Why parallel work matters
OpenAI says Codex can handle multiple software engineering tasks simultaneously. That matters because developer work often contains separate threads: one bug fix, one test run, one documentation draft, or one small feature can move independently from another.
The company also says Codex does not block users from using their own computer and browser while the agent is running. In practice, that means the tool is framed as a background worker inside ChatGPT, not a session that demands full attention until it finishes.
In a briefing before launch, OpenAI's Agents Research Lead, Josh Tobin, told TechCrunch the long-term goal is for AI coding agents to become "virtual teammates" that can complete tasks autonomously that take human engineers "hours or even days" to accomplish. OpenAI also says it already uses Codex internally to offload repetitive work, scaffold new features, and draft documentation.
Who gets access first
Codex is rolling out first to ChatGPT Pro, Enterprise, and Team subscribers. OpenAI says those users will start with "generous access," but rate limits are expected in the coming weeks.
After those limits arrive, users will have the option to buy additional credits for Codex, an OpenAI spokesperson tells TechCrunch. OpenAI also plans to expand access to ChatGPT Plus and Edu users soon.
That rollout strategy places Codex among the growing list of subscriber benefits inside ChatGPT. In the past year, OpenAI has added priority access to Sora, its AI video platform, along with Deep Research and Operator. Codex adds a more developer-focused product to that subscription bundle.
The wider AI coding race
AI tools for software engineers, also known as vibe coders, have grown quickly in recent months. The CEOs of Google and Microsoft claim that roughly 30% of their companies' code is now written by AI.
Other companies have also pushed into agentic coding. Anthropic released Claude Code in February, and Google updated Gemini Code Assist in April with more agentic abilities.
The business momentum has been significant. Cursor, one of the most popular AI coding tools, reached annualized revenue of around $300 million in April and is reportedly raising new funds at a $9 billion valuation. OpenAI has also reportedly closed on a deal to acquire Windsurf, the developer behind another popular AI coding platform, for $3 billion.
Codex therefore arrives as both a product launch and a strategic signal. OpenAI is not only adding coding features around ChatGPT; it is building a dedicated AI coding tool at a time when demand for these products is rising across the software industry.
Safety limits and open questions
OpenAI Product Lead Alexander Embiricos says much of the safety work for o3 also applies to Codex. In a blog post, OpenAI says Codex will reliably refuse requests to develop "malicious software."

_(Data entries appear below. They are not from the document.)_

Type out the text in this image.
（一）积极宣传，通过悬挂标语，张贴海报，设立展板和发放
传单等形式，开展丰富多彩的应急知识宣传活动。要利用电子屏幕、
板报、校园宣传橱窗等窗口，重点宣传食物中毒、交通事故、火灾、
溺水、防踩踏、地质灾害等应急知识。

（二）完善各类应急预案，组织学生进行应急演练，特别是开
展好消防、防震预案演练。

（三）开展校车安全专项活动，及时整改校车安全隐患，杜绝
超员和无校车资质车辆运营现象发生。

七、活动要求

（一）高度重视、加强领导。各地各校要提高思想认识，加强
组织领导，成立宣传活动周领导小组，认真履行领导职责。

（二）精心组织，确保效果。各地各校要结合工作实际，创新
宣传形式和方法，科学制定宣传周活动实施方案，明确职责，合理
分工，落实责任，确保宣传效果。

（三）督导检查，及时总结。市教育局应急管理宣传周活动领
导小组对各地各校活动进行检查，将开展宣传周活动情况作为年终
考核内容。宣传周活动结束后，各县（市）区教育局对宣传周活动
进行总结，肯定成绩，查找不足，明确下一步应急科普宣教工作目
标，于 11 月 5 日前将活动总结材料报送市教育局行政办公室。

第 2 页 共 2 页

Codex also operates in an air-gapped environment, without access to the broader internet or external APIs. That design can reduce the danger of misuse, but it may also limit what the agent can do when a task depends on outside services or current online information.

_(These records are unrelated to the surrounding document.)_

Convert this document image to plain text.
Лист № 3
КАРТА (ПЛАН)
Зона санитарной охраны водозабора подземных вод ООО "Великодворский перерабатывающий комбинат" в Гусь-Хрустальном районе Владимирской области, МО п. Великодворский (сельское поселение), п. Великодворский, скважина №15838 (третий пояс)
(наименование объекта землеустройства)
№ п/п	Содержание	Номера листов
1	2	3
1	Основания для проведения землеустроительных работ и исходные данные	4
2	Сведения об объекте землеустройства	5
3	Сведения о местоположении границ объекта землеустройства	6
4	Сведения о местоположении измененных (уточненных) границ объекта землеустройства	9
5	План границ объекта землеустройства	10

There is another practical issue: AI coding agents can still make mistakes. TechCrunch cites a recent study from Microsoft finding that leading AI coding models, including Claude 3.7 Sonnet and o3-mini, struggled to reliably debug software. That limitation has not stopped investor interest, but it does mean teams still need to treat AI-generated code as work that requires review.
Alongside Codex in ChatGPT, OpenAI is updating Codex CLI, its open source coding agent that runs in the terminal. The company is making a software-engineering-optimized version of o4-mini the default in Codex CLI, and the model will be available through OpenAI's API for $1.50 per 1M input tokens and $6 per 1M output tokens.
The bigger picture is clear: OpenAI wants ChatGPT to be more than a chatbot. With Codex, it is betting that developers will use ChatGPT not just to explain code, but to assign coding work, track progress, and pay for deeper access when the agent becomes useful enough to hit its limits.